Through my Ashtanga practice, I have developed more self-awareness, self- knowledge, patience, acceptance and compassion. These are the reasons why I started practicing yoga. Ashtanga is not like gymnastics as I had heard, but a way of confronting whatever arises at the moment and bringing it into everyday situations to lead a more conscious life.
Alexia Bauer moved from her home country of Guatemala to Chicago to learn more about yoga. She teaches at Moksha Yoga Center and Tejas Yoga. See alexiabauer.com.
Bauer’s Spanish-language translation of this article here.
2 Responses to “Ashtanga: Maintain Focus”
January 11, 2014
Ashtanga: Maintain Focus (en Español) - | Illumine Chicago[…] Read English version here. […]
April 18, 2014
DustinGreat article.

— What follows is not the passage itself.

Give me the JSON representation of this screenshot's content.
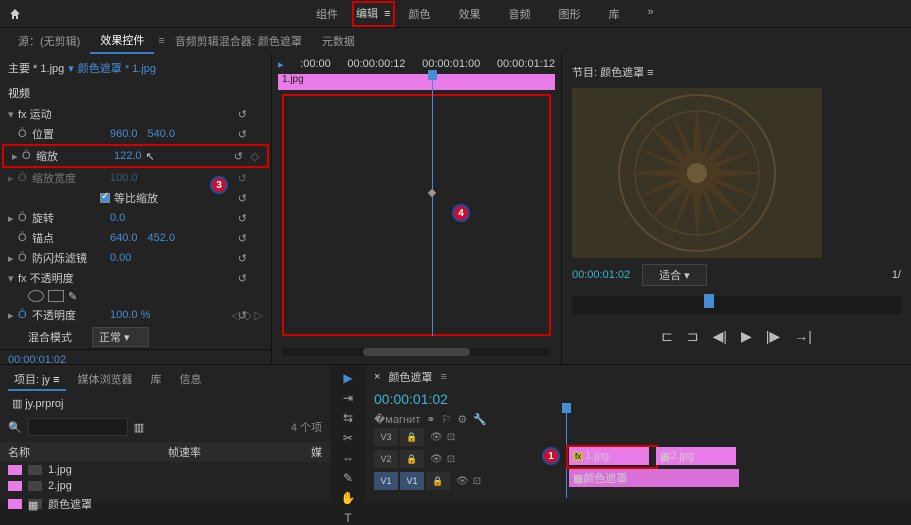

I have been practicing Ashtanga Mysore under Alexia’s instruction for 3 months now and while I’m still relatively new, I have already experienced many of the benefits that Alexia describes.
It is not only the most physically rewarding practice I have found (I’ve tried P90x, barre sculpt, crossfit, a few different kinds of yoga, personal training at David Barton Gym, dance workouts), it also makes the rest of my life better.
I’m doing better at work, better able to handle stress in my personal life, and feel spiritually more connected than I have in a long time.